Nearly all of the remaining tracks appeared on the schedule earlier in the year, with all of the repeats ending with a current playoff driver in Victory Lane: Darlington (Martin Truex Jr.), Richmond (Bowman), Bristol, albeit dirt (Joey Logano), Las Vegas (Larson), Talladega (Brad Keselowski), Kansas (Kyle Busch), Martinsville (Truex), Phoenix (Truex). Texas (Round of 8 opener) hosted the All-Star Race, which Larson did win.
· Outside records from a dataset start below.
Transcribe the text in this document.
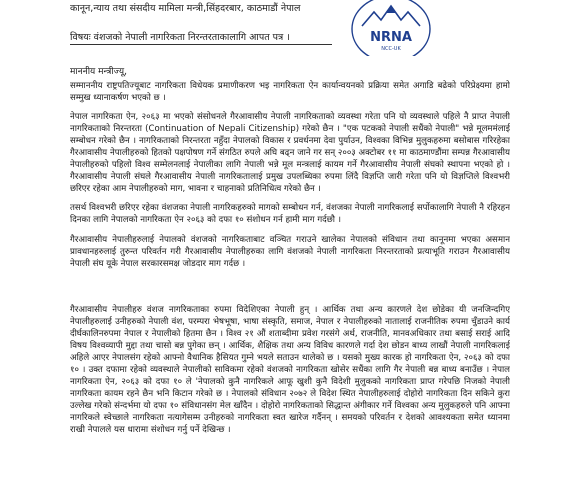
कानून,न्याय तथा संसदीय मामिला मन्त्री,सिंहदरबार, काठमाडौं नेपाल
विषयः वंशजको नेपाली नागरिकता निरन्तरताकालागि आपत पत्र ।	NRNA
NCC-UK
माननीय मन्त्रीज्यू,
सम्माननीय राष्ट्रपतिज्यूबाट नागरिकता विधेयक प्रमाणीकरण भइ नागरिकता ऐन कार्यान्वयनको प्रक्रिया समेत अगाडि बढेको परिप्रेक्ष्यमा हामो सम्मुख ध्यानाकर्षण भएको छ ।
नेपाल नागरिकता ऐन, २०६३ मा भएको संसोधनले गैरआवासीय नेपाली नागरिकताको व्यवस्था गरेता पनि यो व्यवस्थाले पहिले नै प्राप्त नेपाली नागरिकताको निरन्तरता (Continuation of Nepali Citizenship) गरेको छैन । "एक पटकको नेपाली सधैंको नेपाली" भन्ने मूलममंलाई सम्बोधन गरेको छैन । नागरिकताको निरन्तरता नहुँदा नेपालको विकास र प्रवर्धनमा देवा पुर्याउन, विश्वका विभिन्न मुलुकहरुमा बसोबास गरिरहेका गैरआवासीय नेपालीहरुको हितको पक्षपोषण गर्ने संगठित रुपले अघि बढ्न जाने गर सन् २००३ अक्टोबर ११ मा काठमाण्डौंमा सम्पन्न गैरआवासीय नेपालीहरुको पहिलो विश्व सम्मेलनलाई नेपालीका लागि नेपाली भन्ने मूल मन्त्रलाई कायम गर्ने गैरआवासीय नेपाली संघको स्थापना भएको हो । गैरआवासीय नेपाली संघले गैरआवासीय नेपाली नागरिकतालाई प्रमुख उपलब्धिका रुपमा लिंदै विज्ञप्ति जारी गरेता पनि यो विज्ञप्तिले विश्वभरी छरिएर रहेका आम नेपालीहरुको माग, भावना र चाहनाको प्रतिनिधित्व गरेको छैन ।
तसर्थ विश्वभरी छरिएर रहेका वंशजका नेपाली नागरिकहरुको मागको सम्बोधन गर्न, वंशजका नेपाली नागरिकलाई सर्पोकालागि नेपाली नै रहिरहन दिनका लागि नेपालको नागरिकता ऐन २०६३ को दफा १० संशोधन गर्न हामी माग गर्दछौ ।
गैरआवासीय नेपालीहरुलाई नेपालको वंशजको नागरिकताबाट वञ्चित गराउने खालेका नेपालको संविधान तथा कानूनमा भएका असमान प्रावधानहरुलाई तुरुन्त परिवर्तन गरी गैरआवासीय नेपालीहरुका लागि वंशजको नेपाली नागरिकता निरन्तरताको प्रत्याभूति गराउन गैरआवासीय नेपाली संघ यूके नेपाल सरकारसमक्ष जोडदार माग गर्दछ ।
गैरआवासीय नेपालीहरु वंशज नागरिकताका रुपमा विदेशिएका नेपाली हुन् । आर्थिक तथा अन्य कारणले देश छोडेका यी जनजिन्दगिए नेपालीहरुलाई उनीहरुको नेपाली वंश, परम्परा भेषभूषा, भाषा संस्कृति, समाज, नेपाल र नेपालीहरुको नातालाई राजनीतिक रुपमा चुँडाउने कार्य दीर्घकालिनरुपमा नेपाल र नेपालीको हितमा छैन । विश्व २१ औं शताब्दीमा प्रवेश गरसंगे अर्थ, राजनीति, मानवअधिकार तथा बसाई सराई आदि विषय विश्वव्यापी मुद्दा तथा चासो बन्न पुगेका छन् । आर्थिक, शैक्षिक तथा अन्य विविध कारणले गर्दा देश छोडन बाध्य लाखौं नेपाली नागरिकलाई अहिले आएर नेपालसंग रहेको आफ्नो वैधानिक हैसियत गुम्ने भयले सताउन थालेको छ । यसको मुख्य कारक हो नागरिकता ऐन, २०६३ को दफा १० । उक्त दफामा रहेको व्यवस्थाले नेपालीको साविकमा रहेको वंशजको नागरिकता खोसेर सधैंका लागि गैर नेपाली बन्न बाध्य बनाउँछ । नेपाल नागरिकता ऐन, २०६३ को दफा १० ले 'नेपालको कुनै नागरिकले आफू खुशी कुनै विदेशी मुलुकको नागरिकता प्राप्त गरेपछि निजको नेपाली नागरिकता कायम रहने छैन भनि किटान गरेको छ । नेपालको संविधान २०७२ ले विदेश स्थित नेपालीहरुलाई दोहोरो नागरिकता दिन सकिने कुरा उल्लेख गरेको संन्दर्भमा यो दफा १० संविधानसंग मेल खाँदैन । दोहोरो नागरिकताको सिद्धान्त अंगीकार गर्ने विश्वका अन्य मुलुकहरुले पनि आफ्ना नागरिकले स्वेच्छाले नागरिकता नत्यागेसम्म उनीहरुको नागरिकता स्वत खारेज गर्दैनन् । समयको परिवर्तन र देशको आवश्यकता समेत ध्यानमा राखी नेपालले यस धारामा संशोधन गर्नु पर्ने देखिन्छ ।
His competitors know he’ll be tough to beat despite some of the factors working against him.

They also know a team, when the pressure ramps up, can just as easily beat itself.

“Larson obviously is a top talent. We’ve all known that for a long time,” said 2015 champ Kyle Busch. ” … I think they won Vegas was their first one, so he’s been right there all season long and been competitive and fast, and probably could’ve had a few more wins. I think we stole one from him at Kansas; they lost one on the last corner of the last lap at Pocono, so things could’ve looked a hell of a lot worse for the rest of us if he had a few more wins under his belt with the playoff points. It is what it is, but we all know that he’s going to be a force to be reckoned with and it’s just going to be a matter of who are the other three that join him in the (Championship 4).

“And look, the wheels can fall off of it at any time. I’ve been there and done that. Look at the 2008 playoffs and I think there was another year where I got wrecked at Talladega and that took us out of the championship right there, so anything can happen. But those guys certainly have just got to be weighing their options as to limiting their mistakes.”

Nobody knows what’s to come over the next 10 weeks — but, if history has taught us anything, we know it won’t be a cakewalk for Kyle Larson.